Era possibile un mondo migliore simile a quello dell’oratorio di una chiesa. Ma eravamo bambini cresciuti male; viziati, troppo legati al seno delle nostre madri avvizzite e alla virilità dei padri ormai imbronciati con la vita. È scorso troppo latte nelle nostre bocche e troppo ne è uscito durante erezioni noiose. Credimi, tutte le gonne erano per noi capanne, ogni buco era qualcosa in cui iniettare gioia, fin quando non ci sono più bastati né i sogni, né i desideri, né le possibilità. Un fiume ci ha portato via. Non siamo annegati, siamo svenuti e ancora dobbiamo cacciare l’acqua dai polmoni. Ecco, aiutami a respirare.

Conclusioni necessarie

Questo era un mio amico; questa era la sua voce.
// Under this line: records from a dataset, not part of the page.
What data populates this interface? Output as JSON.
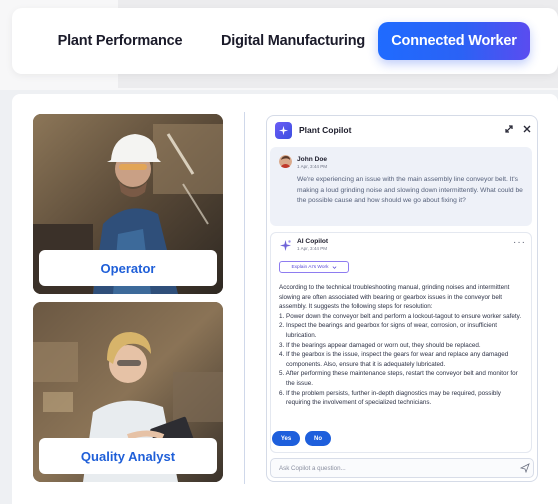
{
  "tabs": [
    {
      "label": "Plant Performance"
    },
    {
      "label": "Digital Manufacturing"
    },
    {
      "label": "Connected Worker",
      "active": true
    }
  ],
  "cards": [
    {
      "label": "Operator"
    },
    {
      "label": "Quality Analyst"
    }
  ],
  "copilot": {
    "title": "Plant Copilot",
    "user": {
      "name": "John Doe",
      "time": "1 Apr, 3:44 PM",
      "message": "We're experiencing an issue with the main assembly line conveyor belt. It's making a loud grinding noise and slowing down intermittently. What could be the possible cause and how should we go about fixing it?"
    },
    "ai": {
      "name": "AI Copilot",
      "time": "1 Apr, 3:44 PM",
      "more": "···",
      "explain_label": "Explain AI's Work",
      "intro": "According to the technical troubleshooting manual, grinding noises and intermittent slowing are often associated with bearing or gearbox issues in the conveyor belt assembly. It suggests the following steps for resolution:",
      "steps": [
        "1. Power down the conveyor belt and perform a lockout-tagout to ensure worker safety.",
        "2. Inspect the bearings and gearbox for signs of wear, corrosion, or insufficient lubrication.",
        "3. If the bearings appear damaged or worn out, they should be replaced.",
        "4. If the gearbox is the issue, inspect the gears for wear and replace any damaged components. Also, ensure that it is adequately lubricated.",
        "5. After performing these maintenance steps, restart the conveyor belt and monitor for the issue.",
        "6. If the problem persists, further in-depth diagnostics may be required, possibly requiring the involvement of specialized technicians."
      ]
    },
    "yes_label": "Yes",
    "no_label": "No",
    "input_placeholder": "Ask Copilot a question..."
  },
  "colors": {
    "accent": "#1f6bff",
    "label_blue": "#1f5fd8",
    "pill_blue": "#1e5fdc"
  }
}
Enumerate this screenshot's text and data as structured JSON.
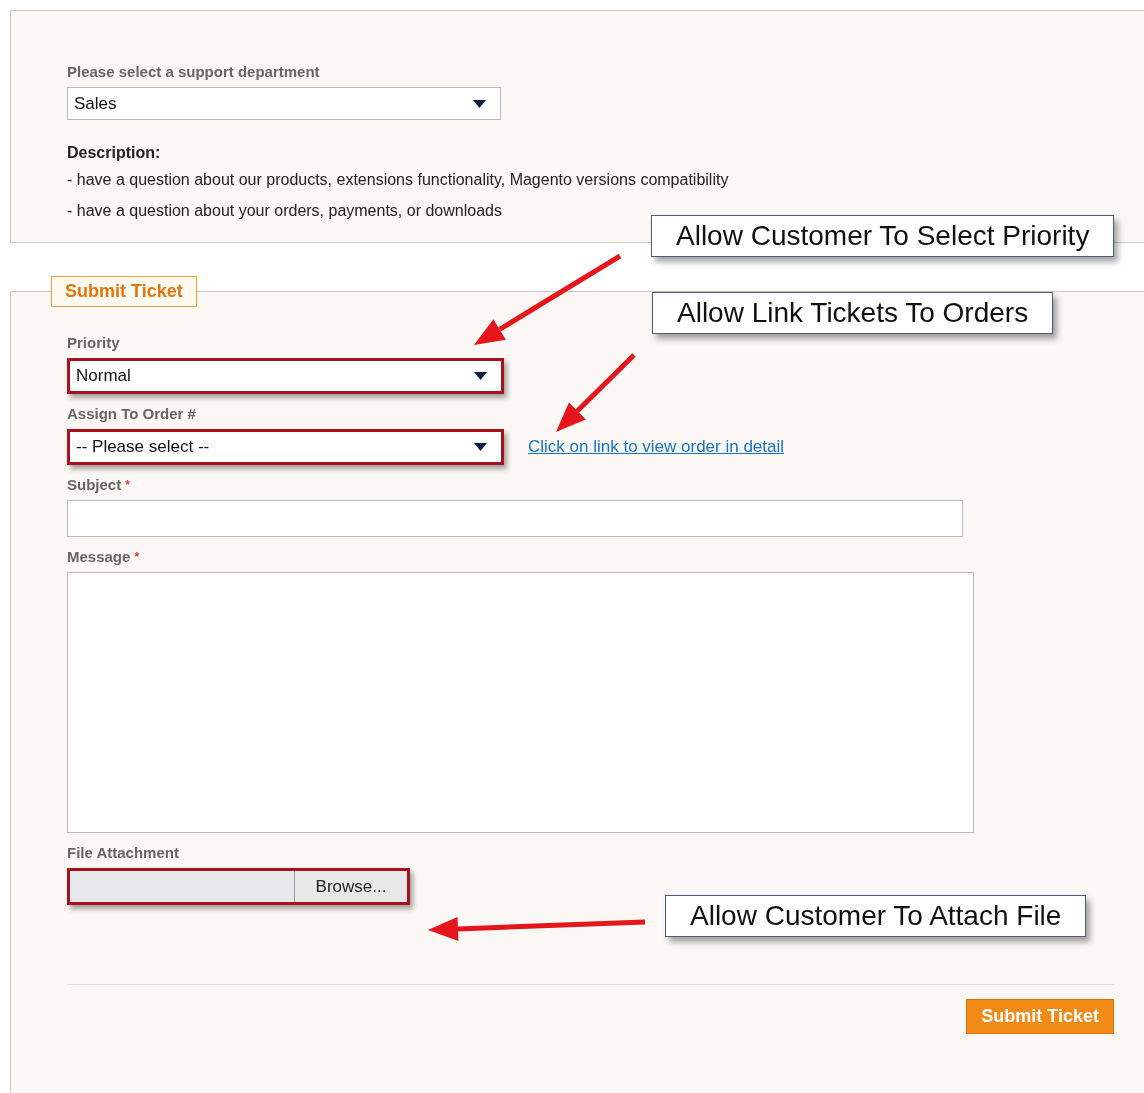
{
  "department": {
    "label": "Please select a support department",
    "value": "Sales"
  },
  "description": {
    "title": "Description:",
    "lines": [
      "- have a question about our products, extensions functionality, Magento versions compatibility",
      "- have a question about your orders, payments, or downloads"
    ]
  },
  "form": {
    "legend": "Submit Ticket",
    "fields": [
      {
        "kind": "select",
        "label": "Priority",
        "value": "Normal",
        "highlighted": true
      },
      {
        "kind": "select",
        "label": "Assign To Order #",
        "value": "-- Please select --",
        "highlighted": true,
        "link": "Click on link to view order in detail"
      },
      {
        "kind": "text",
        "label": "Subject",
        "required_mark": "*",
        "highlighted": false
      },
      {
        "kind": "textarea",
        "label": "Message",
        "required_mark": "*",
        "highlighted": false
      },
      {
        "kind": "file",
        "label": "File Attachment",
        "button": "Browse...",
        "highlighted": true
      }
    ],
    "submit": "Submit Ticket"
  },
  "callouts": [
    {
      "text": "Allow Customer To Select Priority"
    },
    {
      "text": "Allow Link Tickets To Orders"
    },
    {
      "text": "Allow Customer To Attach File"
    }
  ]
}
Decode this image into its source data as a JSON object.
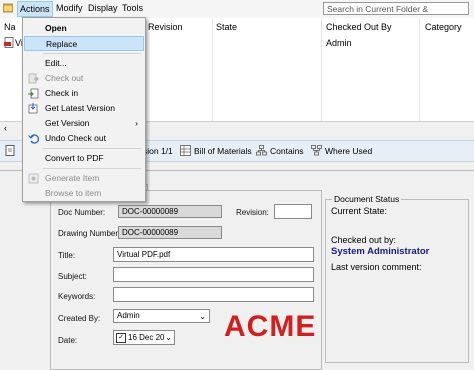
{
  "menubar": {
    "items": [
      "Actions",
      "Modify",
      "Display",
      "Tools"
    ],
    "search_placeholder": "Search in Current Folder & Subfolders"
  },
  "grid": {
    "columns": [
      "Na",
      "Revision",
      "State",
      "Checked Out By",
      "Category"
    ],
    "row_name_fragment": "Vi",
    "row_checked_out_by": "Admin"
  },
  "menu": {
    "items": {
      "open": "Open",
      "replace": "Replace",
      "edit": "Edit...",
      "check_out": "Check out",
      "check_in": "Check in",
      "get_latest_version": "Get Latest Version",
      "get_version": "Get Version",
      "undo_check_out": "Undo Check out",
      "convert_to_pdf": "Convert to PDF",
      "generate_item": "Generate Item",
      "browse_to_item": "Browse to item"
    },
    "submenu_arrow": "›"
  },
  "tabs": {
    "version_fragment": "sion 1/1",
    "bill_of_materials": "Bill of Materials",
    "contains": "Contains",
    "where_used": "Where Used"
  },
  "form": {
    "doc_number_label": "Doc Number:",
    "doc_number": "DOC-00000089",
    "revision_label": "Revision:",
    "revision": "",
    "drawing_number_label": "Drawing Number:",
    "drawing_number": "DOC-00000089",
    "title_label": "Title:",
    "title": "Virtual PDF.pdf",
    "subject_label": "Subject:",
    "subject": "",
    "keywords_label": "Keywords:",
    "keywords": "",
    "created_by_label": "Created By:",
    "created_by": "Admin",
    "date_label": "Date:",
    "date": "16 Dec 20"
  },
  "status": {
    "legend": "Document Status",
    "current_state_label": "Current State:",
    "checked_out_by_label": "Checked out by:",
    "checked_out_by": "System Administrator",
    "last_version_comment_label": "Last version comment:"
  },
  "logo_text": "ACME",
  "colors": {
    "highlight": "#cce4f7",
    "logo": "#d11f1f",
    "status_name": "#1a1a8c"
  }
}
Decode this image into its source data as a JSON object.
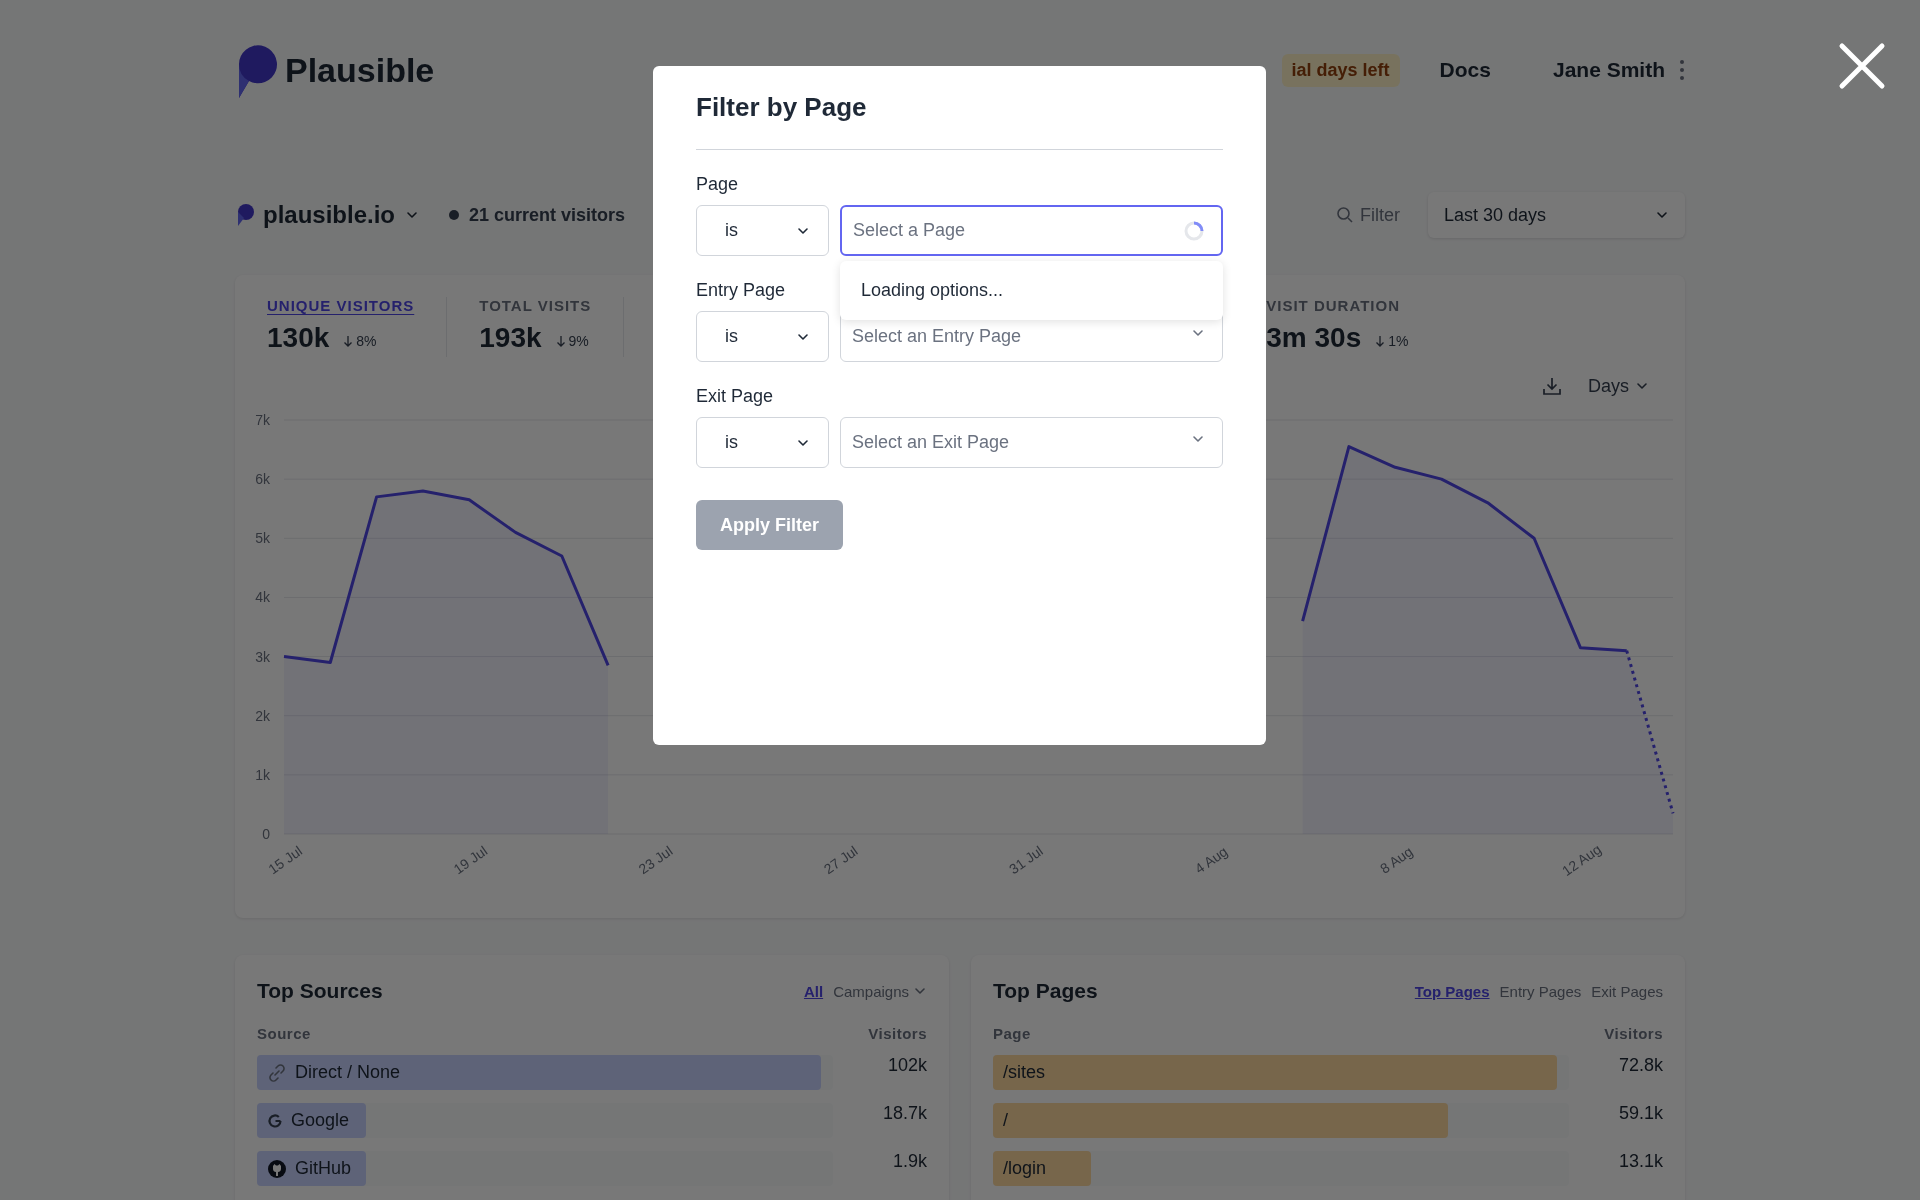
{
  "header": {
    "logo_text": "Plausible",
    "trial_badge": "ial days left",
    "docs_link": "Docs",
    "user_name": "Jane Smith"
  },
  "site_bar": {
    "site": "plausible.io",
    "current_visitors": "21 current visitors",
    "filter_label": "Filter",
    "period": "Last 30 days"
  },
  "stats": [
    {
      "label": "UNIQUE VISITORS",
      "value": "130k",
      "change": "8%",
      "selected": true
    },
    {
      "label": "TOTAL VISITS",
      "value": "193k",
      "change": "9%",
      "selected": false
    },
    {
      "label": "VISIT DURATION",
      "value": "3m 30s",
      "change": "1%",
      "selected": false
    }
  ],
  "chart": {
    "interval": "Days",
    "chart_data": {
      "type": "area",
      "categories": [
        "15 Jul",
        null,
        null,
        null,
        "19 Jul",
        null,
        null,
        null,
        "23 Jul",
        null,
        null,
        null,
        "27 Jul",
        null,
        null,
        null,
        "31 Jul",
        null,
        null,
        null,
        "4 Aug",
        null,
        null,
        null,
        "8 Aug",
        null,
        null,
        null,
        "12 Aug",
        null,
        null
      ],
      "ylim": [
        0,
        7000
      ],
      "grid": true,
      "yticks": [
        {
          "value": 0,
          "label": "0"
        },
        {
          "value": 1000,
          "label": "1k"
        },
        {
          "value": 2000,
          "label": "2k"
        },
        {
          "value": 3000,
          "label": "3k"
        },
        {
          "value": 4000,
          "label": "4k"
        },
        {
          "value": 5000,
          "label": "5k"
        },
        {
          "value": 6000,
          "label": "6k"
        },
        {
          "value": 7000,
          "label": "7k"
        }
      ],
      "series": [
        {
          "color": "#4f46e5",
          "values": [
            3000,
            2900,
            5700,
            5800,
            5650,
            5100,
            4700,
            2850,
            null,
            null,
            null,
            null,
            null,
            null,
            null,
            null,
            null,
            null,
            null,
            null,
            null,
            null,
            3600,
            6550,
            6200,
            6000,
            5600,
            5000,
            3150,
            3100,
            350
          ]
        }
      ]
    }
  },
  "top_sources": {
    "title": "Top Sources",
    "tabs": [
      {
        "label": "All",
        "selected": true,
        "has_menu": false
      },
      {
        "label": "Campaigns",
        "selected": false,
        "has_menu": true
      }
    ],
    "columns": [
      "Source",
      "Visitors"
    ],
    "rows": [
      {
        "name": "Direct / None",
        "value": "102k",
        "level": 0.98
      },
      {
        "name": "Google",
        "value": "18.7k",
        "level": 0.19
      },
      {
        "name": "GitHub",
        "value": "1.9k",
        "level": 0.19
      }
    ]
  },
  "top_pages": {
    "title": "Top Pages",
    "tabs": [
      {
        "label": "Top Pages",
        "selected": true
      },
      {
        "label": "Entry Pages",
        "selected": false
      },
      {
        "label": "Exit Pages",
        "selected": false
      }
    ],
    "columns": [
      "Page",
      "Visitors"
    ],
    "rows": [
      {
        "name": "/sites",
        "value": "72.8k",
        "level": 0.98
      },
      {
        "name": "/",
        "value": "59.1k",
        "level": 0.79
      },
      {
        "name": "/login",
        "value": "13.1k",
        "level": 0.17
      }
    ]
  },
  "modal": {
    "title": "Filter by Page",
    "filters": [
      {
        "label": "Page",
        "operator": "is",
        "placeholder": "Select a Page",
        "focused": true,
        "loading": true
      },
      {
        "label": "Entry Page",
        "operator": "is",
        "placeholder": "Select an Entry Page",
        "focused": false,
        "loading": false
      },
      {
        "label": "Exit Page",
        "operator": "is",
        "placeholder": "Select an Exit Page",
        "focused": false,
        "loading": false
      }
    ],
    "dropdown_message": "Loading options...",
    "apply_label": "Apply Filter",
    "apply_disabled": true
  }
}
Ha lottato per non sentirsi stupido e per non farsi dire che in fondo lo era. Voleva stupirmi ancora un po’ con un racconto isterico, voleva che gli dicessi quanto fosse capace a ricordare vita, morte e miracoli di ogni evento. “Io passo come un giorno d’adolescenza”, questa frase la ricordo ancora e la conservo tra le memorie del cuore. Fino a sedici anni abbiamo giocato a nascondino vicino ai sottopassi della superstrada, poi lui non ha trovato più nessuno. “Tana libera tutti”, ma lui non si è mai più liberato.